A victim might also report their imprisonment to the police and this could result in a criminal charge in addition to the civil liability that the perpetrator has incurred. The exact punishment for conviction of false imprisonment would depend on the law in the state where the person committed the crime but would probably include:
- Imprisonment: The perpetrator can face a jail or lengthy prison sentence. Misdemeanor convictions could be punished by up to a year in jail. Conviction of felony false imprisonment would be more serious, especially if violence, the threat of violence, or a weapon were involved. The punishment might also be more severe if the victim was a child. Conviction of felony false imprisonment can lead to up to 20 years in prison or more;
- Fines: A fine can also be imposed as punishment for false imprisonment;
- Probation: Probation is also a possible punishment if a person is convicted of false imprisonment. Probation usually lasts for at least 12 months, but two or three-year sentences are possible.

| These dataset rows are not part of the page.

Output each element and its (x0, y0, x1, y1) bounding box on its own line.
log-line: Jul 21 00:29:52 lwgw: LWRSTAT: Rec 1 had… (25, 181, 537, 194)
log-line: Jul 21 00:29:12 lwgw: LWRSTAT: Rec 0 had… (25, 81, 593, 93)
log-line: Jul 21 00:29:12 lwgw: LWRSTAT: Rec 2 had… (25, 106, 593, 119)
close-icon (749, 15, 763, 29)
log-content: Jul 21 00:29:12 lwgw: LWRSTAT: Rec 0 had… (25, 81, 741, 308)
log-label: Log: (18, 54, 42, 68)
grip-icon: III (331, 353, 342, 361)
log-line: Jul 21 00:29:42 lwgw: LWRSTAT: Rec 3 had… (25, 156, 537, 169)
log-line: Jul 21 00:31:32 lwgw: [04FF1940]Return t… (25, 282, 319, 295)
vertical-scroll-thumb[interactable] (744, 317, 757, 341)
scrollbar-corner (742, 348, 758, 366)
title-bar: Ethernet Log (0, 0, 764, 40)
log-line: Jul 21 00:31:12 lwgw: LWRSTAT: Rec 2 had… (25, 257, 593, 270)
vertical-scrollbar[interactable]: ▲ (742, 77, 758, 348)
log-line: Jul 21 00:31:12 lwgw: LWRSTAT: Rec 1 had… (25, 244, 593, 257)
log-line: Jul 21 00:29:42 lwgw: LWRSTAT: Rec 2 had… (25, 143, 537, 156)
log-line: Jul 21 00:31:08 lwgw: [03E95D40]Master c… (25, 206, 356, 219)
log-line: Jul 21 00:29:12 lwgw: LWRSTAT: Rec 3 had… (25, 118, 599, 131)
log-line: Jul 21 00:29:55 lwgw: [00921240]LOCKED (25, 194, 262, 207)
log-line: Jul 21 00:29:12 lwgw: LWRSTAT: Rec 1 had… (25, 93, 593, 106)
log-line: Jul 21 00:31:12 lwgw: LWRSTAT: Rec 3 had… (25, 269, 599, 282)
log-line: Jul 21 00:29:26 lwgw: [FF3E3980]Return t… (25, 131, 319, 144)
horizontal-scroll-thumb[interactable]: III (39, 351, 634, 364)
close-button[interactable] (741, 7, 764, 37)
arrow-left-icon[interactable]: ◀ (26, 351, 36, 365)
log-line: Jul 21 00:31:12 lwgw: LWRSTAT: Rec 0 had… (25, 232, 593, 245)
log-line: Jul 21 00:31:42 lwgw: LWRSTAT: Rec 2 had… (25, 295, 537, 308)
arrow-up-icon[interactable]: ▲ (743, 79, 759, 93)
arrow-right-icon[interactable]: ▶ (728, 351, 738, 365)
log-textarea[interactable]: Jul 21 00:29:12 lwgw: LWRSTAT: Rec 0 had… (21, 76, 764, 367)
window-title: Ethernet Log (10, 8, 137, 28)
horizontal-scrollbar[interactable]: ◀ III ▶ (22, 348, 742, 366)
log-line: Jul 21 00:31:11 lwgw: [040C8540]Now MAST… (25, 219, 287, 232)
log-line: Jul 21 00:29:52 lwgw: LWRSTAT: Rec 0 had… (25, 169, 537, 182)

- A person on probation must comply with specific conditions or risk being sent to jail or prison, being ordered to pay additional fines, or other penalties. One of the conditions of probation is the requirement to meet regularly with a probation officer. A person’s freedom of movement might also be limited, e.g. a person may not be allowed to leave the state they live in without the consent of their probation officer.
There are a number of defenses to a charge of criminal false imprisonment. These can include:
- Self-defense: A perpetrator might claim that they confined the victim in order to avoid being attacked by the victim;
- Coercion: A perpetrator might claim that they were forced to confine the victim by another person who threatened to harm them if they did not;
- Lack of Intent: The perpetrator might claim that the imprisonment was not intentional, but somehow accidental. This can be a defense because false imprisonment requires that the perpetrator have an intent to detain the victim.
Of course, a defendant in a criminal case would have to produce evidence to support any claimed defenses.
Do I Need a Lawyer If I Have a False Imprisonment Claim?
False imprisonment can often occur in normal, everyday situations, even in the workplace, for example. A person can also be falsely imprisoned by a law enforcement official. If you have experienced injury or loss because you were falsely imprisoned, you may be able to file a lawsuit for damages in a civil court of law.
You would want to hire an experienced personal injury lawyer to help guide you through the process of filing a lawsuit. Your attorney can be on hand to answer questions and help you prepare the necessary documents and evidence to establish your claim.
If you have been charged with criminal false imprisonment, you want to consult an experienced criminal defense attorney. Your attorney can analyze the evidence and advise you as to how best to defend against the charges.
You would also want to contact a criminal defense attorney if you believe you have been illegally detained by law enforcement and need to seek a writ of habeas corpus in order to be released from detention.